Where's Dave and Jody?

Thursday, September 14, 2006

Petersburg

This has been my favorite stop on the trip since McCarthy and Kennicott. This little town of 1,200 people has got a lot going for it. Located on the northern tip of Mitkof Island, the Tlingit (Kling-kit) people have called this place home for centuries. In the late 1800’s a Norwegian immigrant selected the town site for a cannery and saw mill. Many Norwegian immigrants followed him and soon the town was born. Many of the present day local people can still trace their ancestral lines to some of the first immigrants to settle in Petersburg. Norwegian flags were everywhere, as was other hints of their ancestral heritage, like this huge Viking ship in the center of town.

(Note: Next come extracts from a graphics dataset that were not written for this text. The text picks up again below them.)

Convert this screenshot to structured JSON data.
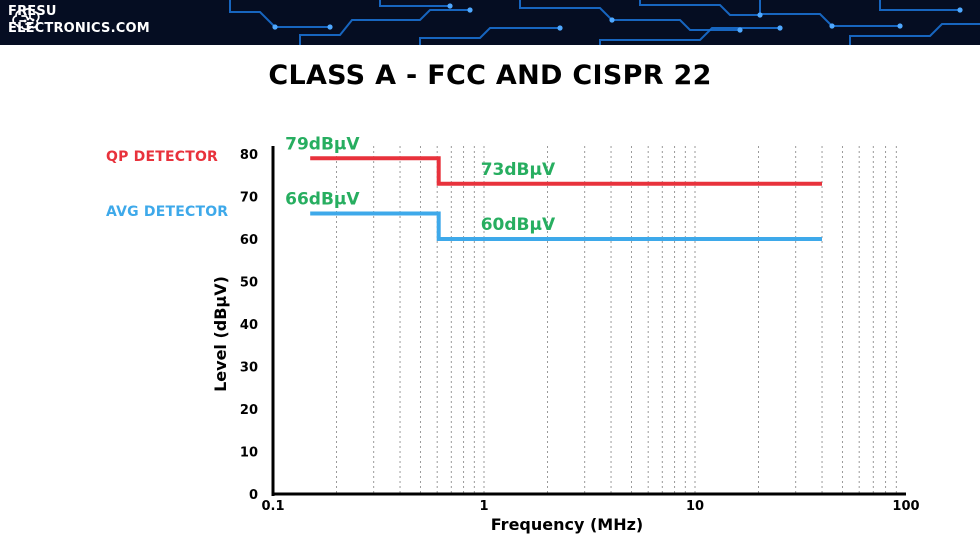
{
  "brand": {
    "line1": "FRESU",
    "line2": "ELECTRONICS.COM",
    "icon": "brain-circuit-icon",
    "banner_color": "#050d22",
    "trace_color": "#1a6fd0"
  },
  "chart_data": {
    "type": "line",
    "title": "CLASS A - FCC AND CISPR 22",
    "xlabel": "Frequency (MHz)",
    "ylabel": "Level (dBµV)",
    "xscale": "log",
    "xlim": [
      0.1,
      100
    ],
    "ylim": [
      0,
      80
    ],
    "yticks": [
      0,
      10,
      20,
      30,
      40,
      50,
      60,
      70,
      80
    ],
    "ytick_labels": [
      "0",
      "10",
      "20",
      "30",
      "40",
      "50",
      "60",
      "70",
      "80"
    ],
    "xticks": [
      0.1,
      1,
      10,
      100
    ],
    "xtick_labels": [
      "0.1",
      "1",
      "10",
      "100"
    ],
    "grid": "vertical minor gridlines (dotted)",
    "legend_placement": "left of y-axis",
    "series": [
      {
        "name": "QP DETECTOR",
        "color": "#e8323c",
        "x": [
          0.15,
          0.61,
          0.61,
          40
        ],
        "y": [
          79,
          79,
          73,
          73
        ]
      },
      {
        "name": "AVG DETECTOR",
        "color": "#3ea9ea",
        "x": [
          0.15,
          0.61,
          0.61,
          40
        ],
        "y": [
          66,
          66,
          60,
          60
        ]
      }
    ],
    "annotations": [
      {
        "text": "79dBµV",
        "x": 0.15,
        "y": 79,
        "color": "#27ae60"
      },
      {
        "text": "73dBµV",
        "x": 0.61,
        "y": 73,
        "color": "#27ae60"
      },
      {
        "text": "66dBµV",
        "x": 0.15,
        "y": 66,
        "color": "#27ae60"
      },
      {
        "text": "60dBµV",
        "x": 0.61,
        "y": 60,
        "color": "#27ae60"
      }
    ]
  }
}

Fishing is the main industry on the island. The men can be gone for up to six months at a time out on the fishing boats. One of the local girls working in the visitor center told us marriages don’t last too long in Petersburg. Cheating is very common due to long times spent apart. However that didn’t seem to damper the spirits of most of the people we saw. There were women everywhere – much different then other parts of Alaska.

Crab Traps

Petersburg, like much of southeast Alaska, is temperate rainforest. Not only did we see huge trees but there was moss covering almost everything. The tree branches were covered all the way to the needles.

Moss Covered Tree Branches

See Jody Really is a Tree Hugger

Even the beaches were covered in life. The tides are very dramatic in this part of the world and when low tide comes around a whole new world is uncovered. We walked around at low tide just to check out all the new critters.

When the clouds lifted enough to see across Frederick Sound on the eastern part of the island, the LeConte Glacier peaked out. There were even icebergs floating in the Sound.

The US Forest Service maintains trails all over the island. Most of them are accessed from old logging roads and were made of planked boardwalk that got pretty slippery in some areas. To mitigate this, they had stapled some fish netting to the boards for added traction. We checked out three trails that each went to a different lake. All three had a rowboat and a small dock for the public to use. When the sun came out we took advantage of being out on the water. The dogs also got a kick out of it and Otis even went swimming!! I don’t think it was on purpose. He thought he could walk on the aquatic vegetation and when he tried he went completely under. You should have seen him swim when he popped back up. He could have beaten an Olympic swimmer he was so scared.

Sprout Checking Out the Water from the Boat

All of Us in the Rowboat

The island had a fair amount of wildlife. We saw Black Tailed Deer everywhere. Dave seems to think they must have come to an agreement with the cars – they would graze on the side of the road and get out of the way of the cars as long as the cars didn’t try to hit them. It seemed to be working because we saw lots of deer all along the roadsides, but none of them were dead. Ironically, we didn’t see that many male deer. (See there really were women everywhere on this island!!)

Black Bear

On the way back to the campsite one night we came across a mother porcupine bringing her baby across the road. The baby was so cute we couldn’t resist putting a couple of photos of it on the blog. I mean how many of you have ever seen a BABY porcupine? This was certainly our first.

From Petersburg we were off to Wrangell via the Alaska Marine Highway. Unlike I said before, it is this stretch that contains the Wrangell Narrows (a very narrow stretch of water between two big mountains).